Robin “Miss Conduct” Abrahams Speaks on Etiquette in the Workplace and Beyond
November 05, 2012
Robin Abrahams, author of the social advice column "Miss Conduct" for the Boston Globe Sunday magazine, spoke to Emmanuel students, faculty and staff on "What Not to Say at Work: Narrative, Civility and Etiquette for the 21st Century," on November 2nd in the Janet M. Daley Library Lecture Hall.
This was not Abrahams's first time addressing the Emmanuel community. A visiting professor of psychology from 2003-2005, she remembers Emmanuel as "a wonderful place and a wonderful civil community."
In her talk, Abrahams stressed the importance of practicing "narrative management," or "telling your story in a way that makes sense to other people and protects your own privacy and psyche," especially as a way to deflect comments or criticisms on one's own personal choices.
"When they're telling their stories, most people think only of themselves-the star of the show. The secret ninjas of storytelling, however, create a role for the audience," Abrahams said. She suggests soliciting the asker for help or advice on a similar or future issue, reassuring the asker that you do respect his or her opinion, no matter how different it may be from your own.
Abrahams offered other practical advice for professional conduct in the workplace and beyond, including the topic of Facebook etiquette, tough job interview questions and the importance of thank-you notes.
On Miss Conduct's Three E's of Etiquette:
Ethics: The ethics of etiquette are based on the "Golden Rule" and common sense decency-treat others how you want to be treated.
Engineering: Always try to arrange a situation so that people automatically do the right thing without having to think about it.
Esthetics: This is how our outward appearance communicates who we are to other people - the way we dress, the way we use personal space, our voices and words.

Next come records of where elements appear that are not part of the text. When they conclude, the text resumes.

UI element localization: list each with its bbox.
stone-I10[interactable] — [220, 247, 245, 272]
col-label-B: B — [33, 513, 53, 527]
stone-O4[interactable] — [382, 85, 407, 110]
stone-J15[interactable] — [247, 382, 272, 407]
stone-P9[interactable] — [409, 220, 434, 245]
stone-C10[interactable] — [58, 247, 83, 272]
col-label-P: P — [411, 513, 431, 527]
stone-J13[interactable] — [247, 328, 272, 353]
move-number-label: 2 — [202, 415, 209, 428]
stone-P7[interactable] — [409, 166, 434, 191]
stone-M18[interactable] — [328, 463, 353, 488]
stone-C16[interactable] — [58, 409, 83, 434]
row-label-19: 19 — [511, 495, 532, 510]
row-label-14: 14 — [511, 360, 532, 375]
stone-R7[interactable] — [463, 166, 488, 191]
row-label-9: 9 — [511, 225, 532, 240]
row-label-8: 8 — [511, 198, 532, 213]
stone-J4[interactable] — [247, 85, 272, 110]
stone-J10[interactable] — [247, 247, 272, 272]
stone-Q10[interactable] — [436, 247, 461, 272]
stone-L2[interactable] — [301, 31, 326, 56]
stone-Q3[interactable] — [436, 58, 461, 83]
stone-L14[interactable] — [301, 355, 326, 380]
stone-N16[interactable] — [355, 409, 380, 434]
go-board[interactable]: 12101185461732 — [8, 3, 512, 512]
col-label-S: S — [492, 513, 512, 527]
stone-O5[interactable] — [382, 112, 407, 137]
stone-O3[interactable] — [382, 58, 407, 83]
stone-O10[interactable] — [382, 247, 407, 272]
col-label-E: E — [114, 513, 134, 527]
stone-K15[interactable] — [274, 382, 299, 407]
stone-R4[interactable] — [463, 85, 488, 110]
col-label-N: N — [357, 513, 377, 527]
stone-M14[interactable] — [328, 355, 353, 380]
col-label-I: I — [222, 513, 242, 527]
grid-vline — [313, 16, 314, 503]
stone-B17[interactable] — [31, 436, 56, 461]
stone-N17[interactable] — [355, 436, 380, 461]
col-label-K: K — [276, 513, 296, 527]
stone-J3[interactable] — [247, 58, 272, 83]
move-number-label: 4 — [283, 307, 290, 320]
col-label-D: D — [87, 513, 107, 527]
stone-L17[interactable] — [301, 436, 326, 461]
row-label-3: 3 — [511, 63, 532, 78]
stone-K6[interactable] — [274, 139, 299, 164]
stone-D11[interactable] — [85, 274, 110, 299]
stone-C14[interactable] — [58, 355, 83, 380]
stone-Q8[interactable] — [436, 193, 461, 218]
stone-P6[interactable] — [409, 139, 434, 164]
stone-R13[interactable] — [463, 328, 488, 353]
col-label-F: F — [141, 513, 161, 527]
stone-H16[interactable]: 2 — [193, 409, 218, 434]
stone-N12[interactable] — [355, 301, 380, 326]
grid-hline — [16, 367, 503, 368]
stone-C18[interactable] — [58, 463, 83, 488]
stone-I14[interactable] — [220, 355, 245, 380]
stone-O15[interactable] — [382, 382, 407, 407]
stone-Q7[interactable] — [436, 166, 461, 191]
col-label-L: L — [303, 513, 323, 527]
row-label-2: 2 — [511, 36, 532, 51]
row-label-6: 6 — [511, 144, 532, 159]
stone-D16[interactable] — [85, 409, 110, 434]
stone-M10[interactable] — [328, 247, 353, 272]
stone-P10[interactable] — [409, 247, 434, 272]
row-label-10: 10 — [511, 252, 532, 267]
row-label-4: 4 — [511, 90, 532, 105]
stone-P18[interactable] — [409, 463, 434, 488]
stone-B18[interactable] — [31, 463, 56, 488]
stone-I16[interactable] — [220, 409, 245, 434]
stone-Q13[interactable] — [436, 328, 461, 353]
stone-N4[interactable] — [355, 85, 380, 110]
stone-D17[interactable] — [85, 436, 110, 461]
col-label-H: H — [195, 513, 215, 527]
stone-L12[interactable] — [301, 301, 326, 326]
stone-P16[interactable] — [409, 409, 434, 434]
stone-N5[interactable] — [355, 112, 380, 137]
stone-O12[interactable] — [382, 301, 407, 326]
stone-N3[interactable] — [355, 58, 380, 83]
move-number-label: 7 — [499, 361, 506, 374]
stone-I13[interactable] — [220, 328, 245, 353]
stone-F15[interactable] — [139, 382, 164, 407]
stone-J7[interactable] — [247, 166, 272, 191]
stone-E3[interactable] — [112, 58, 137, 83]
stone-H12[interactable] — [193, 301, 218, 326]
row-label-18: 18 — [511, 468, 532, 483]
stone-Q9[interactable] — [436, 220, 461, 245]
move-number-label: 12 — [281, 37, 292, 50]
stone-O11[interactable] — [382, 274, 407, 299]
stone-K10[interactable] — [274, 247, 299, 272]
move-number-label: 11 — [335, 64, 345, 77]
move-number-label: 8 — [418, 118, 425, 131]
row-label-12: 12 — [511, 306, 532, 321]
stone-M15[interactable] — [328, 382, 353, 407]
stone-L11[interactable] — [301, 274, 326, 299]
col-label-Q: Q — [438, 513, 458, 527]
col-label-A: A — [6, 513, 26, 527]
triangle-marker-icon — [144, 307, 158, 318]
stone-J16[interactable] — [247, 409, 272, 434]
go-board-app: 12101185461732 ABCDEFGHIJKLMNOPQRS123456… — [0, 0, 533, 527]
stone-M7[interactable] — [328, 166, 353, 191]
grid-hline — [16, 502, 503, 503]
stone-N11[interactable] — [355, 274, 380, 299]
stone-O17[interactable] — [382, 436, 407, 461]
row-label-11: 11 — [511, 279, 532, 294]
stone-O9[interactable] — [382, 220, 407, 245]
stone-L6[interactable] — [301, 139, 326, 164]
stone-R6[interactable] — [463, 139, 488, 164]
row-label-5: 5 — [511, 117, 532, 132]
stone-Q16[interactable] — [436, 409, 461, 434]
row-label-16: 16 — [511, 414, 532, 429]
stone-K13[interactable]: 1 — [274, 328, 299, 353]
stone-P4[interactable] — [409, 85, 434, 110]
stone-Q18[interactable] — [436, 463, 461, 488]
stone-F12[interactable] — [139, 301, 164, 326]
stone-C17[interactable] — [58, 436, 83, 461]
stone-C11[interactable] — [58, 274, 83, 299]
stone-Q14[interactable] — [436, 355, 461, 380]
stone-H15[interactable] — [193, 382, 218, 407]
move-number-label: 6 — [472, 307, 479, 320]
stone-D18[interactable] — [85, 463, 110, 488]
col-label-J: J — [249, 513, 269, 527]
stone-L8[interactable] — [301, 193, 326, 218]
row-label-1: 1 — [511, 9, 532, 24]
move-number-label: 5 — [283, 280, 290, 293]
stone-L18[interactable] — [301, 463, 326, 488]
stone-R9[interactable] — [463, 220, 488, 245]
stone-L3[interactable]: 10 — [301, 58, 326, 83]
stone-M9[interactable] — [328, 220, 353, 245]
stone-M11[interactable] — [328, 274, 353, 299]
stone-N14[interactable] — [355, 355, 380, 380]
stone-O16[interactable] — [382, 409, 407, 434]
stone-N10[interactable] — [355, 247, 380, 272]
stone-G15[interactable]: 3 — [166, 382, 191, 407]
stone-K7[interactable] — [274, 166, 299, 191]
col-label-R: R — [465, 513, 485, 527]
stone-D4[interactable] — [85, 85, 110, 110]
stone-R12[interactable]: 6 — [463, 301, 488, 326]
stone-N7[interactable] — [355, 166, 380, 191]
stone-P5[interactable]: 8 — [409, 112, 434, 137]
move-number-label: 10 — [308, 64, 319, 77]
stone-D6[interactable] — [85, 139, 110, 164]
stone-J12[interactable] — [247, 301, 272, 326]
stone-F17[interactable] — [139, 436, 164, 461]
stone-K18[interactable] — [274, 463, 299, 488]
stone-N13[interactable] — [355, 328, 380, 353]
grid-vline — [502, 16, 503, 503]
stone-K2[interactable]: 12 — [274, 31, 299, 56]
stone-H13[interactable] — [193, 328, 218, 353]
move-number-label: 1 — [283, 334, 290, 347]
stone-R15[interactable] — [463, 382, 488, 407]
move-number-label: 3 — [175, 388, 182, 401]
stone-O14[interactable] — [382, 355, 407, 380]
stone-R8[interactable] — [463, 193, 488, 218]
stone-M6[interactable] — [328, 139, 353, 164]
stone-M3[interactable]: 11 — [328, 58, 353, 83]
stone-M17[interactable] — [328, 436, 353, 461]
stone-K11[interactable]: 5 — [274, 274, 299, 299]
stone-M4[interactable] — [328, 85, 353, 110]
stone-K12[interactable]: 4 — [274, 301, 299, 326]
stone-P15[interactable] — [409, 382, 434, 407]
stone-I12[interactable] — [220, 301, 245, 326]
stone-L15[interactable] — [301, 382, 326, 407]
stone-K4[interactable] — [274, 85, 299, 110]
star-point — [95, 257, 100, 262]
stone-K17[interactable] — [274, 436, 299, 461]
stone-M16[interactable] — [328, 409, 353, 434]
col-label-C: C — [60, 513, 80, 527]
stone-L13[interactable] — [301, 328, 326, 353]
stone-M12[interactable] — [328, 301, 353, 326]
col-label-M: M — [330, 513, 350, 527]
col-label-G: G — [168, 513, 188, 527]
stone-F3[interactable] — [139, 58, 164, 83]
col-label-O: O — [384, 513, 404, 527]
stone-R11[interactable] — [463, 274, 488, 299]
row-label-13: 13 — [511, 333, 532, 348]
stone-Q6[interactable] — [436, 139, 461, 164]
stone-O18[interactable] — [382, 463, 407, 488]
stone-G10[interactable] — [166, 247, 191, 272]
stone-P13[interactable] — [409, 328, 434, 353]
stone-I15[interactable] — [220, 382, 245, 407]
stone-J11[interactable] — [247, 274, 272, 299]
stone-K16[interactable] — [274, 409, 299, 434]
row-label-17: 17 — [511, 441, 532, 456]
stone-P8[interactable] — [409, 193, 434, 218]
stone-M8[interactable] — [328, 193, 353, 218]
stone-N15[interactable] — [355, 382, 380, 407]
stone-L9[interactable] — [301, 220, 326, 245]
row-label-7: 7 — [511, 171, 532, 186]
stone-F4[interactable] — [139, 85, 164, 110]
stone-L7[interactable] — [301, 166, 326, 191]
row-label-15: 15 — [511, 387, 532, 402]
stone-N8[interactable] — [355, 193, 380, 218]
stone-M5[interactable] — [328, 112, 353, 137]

Try not to conjure up any negative feelings in other people by your appearance, including fear, envy, lust, intimidation and repulsion. Always know your audience. The best judge of your own outward appearance is to ask yourself: Would you feeling comfortable approaching a stranger to ask for help? Would a stranger feel comfortable approaching you?
On etiquette in the social media age:
When dealing with colleagues who you feel are overstepping boundaries, don't be afraid to set a policy that you don't "friend" people that you work with.
Your Facebook wall is your living room. You set the standards of whether or not you'll tolerate profanity or harsh language. Someone else's Facebook page is their living room, so you should abide by the standards they've set. And remember, on Facebook, you don't always know who else is in the room with you.
On how to answer a question on "strengths and weaknesses" in a job interview:
What the interviewer is really wondering is what it will be like to manage you. First of all, know yourself. Walking the line between promoting yourself and being obnoxious isn't easy. Then, when naming your strengths, be sure you can back them up with evidence. Don't pose your weaknesses as your strengths, saying things like, "I care too much about my projects." Your interviewers know you have weaknesses, but they want to make sure you know what they are.
Say your weaknesses with confidence and with an understanding of your own processes. This is also place to manage the narrative-don't just come out and say what your weaknesses are, rather say what you need from them as potential employers. If you're more confident bouncing ideas off other people, don't say you are a craven coward, but say that you do your best work in a group.
Think of it as information sharing, not schmoozing. I have never regretting e-mailing or calling someone whose work I found interesting. And remember, don't just network up; network laterally.
On writing thank-you notes:
Everyone dreads writing them, but thank you notes are necessary, and they only have to be three sentences.
1. Thank the giver for their gift (don't be afraid to be specific).
2. Say something personal about the gift; i.e., how you plan to use the gift or what the gift meant to you.
3. Reaffirm your relationship with the giver and say when you hope to see or speak to them again.
Abrahams is also the author of the book Miss Conduct's Mind over Manners: Master the Slippery Rules of Modern Ethics and Etiquette and is a research associate in the Organizational Behavior unit at Harvard Business School. She holds a Ph.D. in psychology from Boston University.